Herkes dehşetle ve şaşkınlıkla Savaş'a bakarken ben de gözlerim yuvalarında çıkmış gibi bakakaldım.

 

" On kilo altın yazıyorum. Razı mısın kızım?" Hala ağzım açık Savaş'a bakarken kulağıma yaklaşarak fısıldadı. " Güvenliğin için. Olur ya dünya hali. Bana bir şey olursa güvende olursun."

 

Yutkunurak etrafıma bakınarak bir süre duraksadi. İmam tekrar soru lyu yönettiğini el mecbur. "Tamam." Dedim.

 

"Mehir olayı da hal olunduğuna göre nikaha geçebiliriz."

 

Boğazını temizleyerek Savaş ile başladı.

 

" Sen, Osman oğlu Savaş! Ekrem kızı Çilem'i karılığı kabul ediyor musun?"

 

Savaş ciddiyetle bana bakarken tekrar imama döndü. " Ediyorum."

 

" Ettin mi?"

 

" Ettim."

 

" Ettin mi?"

 

" Ettim."

 

Savaş'ın yüz ifadesine bakarken halinden memnun olmadığı anlamıştım.

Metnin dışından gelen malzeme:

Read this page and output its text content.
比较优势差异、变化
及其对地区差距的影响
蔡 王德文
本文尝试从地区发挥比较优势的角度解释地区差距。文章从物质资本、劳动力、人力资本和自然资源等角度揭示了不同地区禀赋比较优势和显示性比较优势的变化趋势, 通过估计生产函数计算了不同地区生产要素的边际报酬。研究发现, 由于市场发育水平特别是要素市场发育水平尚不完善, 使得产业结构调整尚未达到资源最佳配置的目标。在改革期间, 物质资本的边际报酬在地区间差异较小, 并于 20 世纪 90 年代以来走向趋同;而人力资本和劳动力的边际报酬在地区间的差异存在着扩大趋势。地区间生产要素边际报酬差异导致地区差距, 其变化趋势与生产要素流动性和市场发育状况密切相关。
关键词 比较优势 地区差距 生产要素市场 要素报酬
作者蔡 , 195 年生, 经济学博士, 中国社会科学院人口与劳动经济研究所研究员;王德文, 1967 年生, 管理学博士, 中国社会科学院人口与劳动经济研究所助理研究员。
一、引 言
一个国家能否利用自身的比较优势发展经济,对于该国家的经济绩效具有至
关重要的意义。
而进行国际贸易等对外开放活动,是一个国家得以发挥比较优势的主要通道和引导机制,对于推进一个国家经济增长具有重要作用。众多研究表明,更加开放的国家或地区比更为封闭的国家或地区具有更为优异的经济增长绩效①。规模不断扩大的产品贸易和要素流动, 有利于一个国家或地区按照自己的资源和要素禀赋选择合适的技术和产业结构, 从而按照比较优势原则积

O da tıpkı benim gibi mecburdu ve maalesef mutsuzdu.

 

" Sen Ekrem kızı Çilem, Osman oğlu Savaş'ı kocalığa kabul ediyor musun?"

 

Ne diyeceğimi merakla bekleyen Savaş sessizliğimden endişelenmiş gibi kenardan bana baktı. İmam ise ses gelmeyince tekrar sordu. " Sen, Ekrem kızı Çilem. Osman oğlu Savaş'ı kocalığa kabul ediyor musun? Etmiyor musun?"

 

Dedemler de streslenmişti. Belki de son anda vazgeçmeden korkmuştular. Biliyorlar ya tüm Mardin'e rezil olacaklarını!

 

Şimdi elime düştünüz derdim ama artık sizinle hiç uğraşamam.

 

" Ediyorum."

 

" Ettin mi?"

 

" Ettim."

 

" Ettin mi?

 

" Ettim."

 

" Bende sizi Allah'ın huzurunda karı koca ilan ediyorum. Hayırlı uğurlu olsun.

 

Sonra evlilik hakkında iki tarafında görevlerini ve sorumluluklarını söyleyerek herkesin ruhuna fatiha okuttu. Dâha sonra hepimiz düğün salonuna geçerek misafirleri karşıladık.

 

Herkes halay başına geçerken ben ise masamda oturmaya devam ettim. Ben izleyenler tarafındaydım. Her zaman böyle olmuştu.

 

İnsanlar kendi halinde eğlenirken müzik durdu. Sonra romantiktir müzik çalmaya başladı. Herkes kendi çifteriyle dansa başlarken Savaş da çoktan yanıma gelerek piste çıkardı.

 

Dans etmek için belimden usulca tutarak kendine çektiğinde yutkundum. Ben omuzlarından tutarken dans etmeye başladı. Bu an tanıdık gelmişti. Ama nerden? Ben bu hissi anımsamaya çalışırken şaşkınlığım Savaş'ı güldürmüştü. Bu sefer daha renkli gülüyordu sanki. Farklı olduğu belliydi çünkü sol yanağında çıkan gamzesini ilk defa fark etmiştim.

 

Müzik durduğunda biz de durduk. Sonra yerlerinize geçerek biraz dinlendik. O sırada bir ki yanımıza geçerek hemen oturdu. Savaş'ı tanıdığına göre üniversite arkadaşlarından biriydi. Onunla tatlı tatlı konuşarak nihayet konuyu bana çevirdi.

 

" Savaş, güzel kızımız bu demek."

 

Sadece onları dinledim. Fakat biraz rahatsız oldum.

 

Tamam gerçekten karı koca değiliz ama birinin düğününde de bu kadar samimi olunmaz ki.

 

" Senin adın neydi tatlım."

 

" Çilem."

 

- Çilem mi? Ay o nasıl isim öyle.

 

Tek kaşımı kaldırıp, sabırla onu izledim sadece. Ben ona ters ters bakarken belimden tutulmam ile yüz ifademi yumuşattım.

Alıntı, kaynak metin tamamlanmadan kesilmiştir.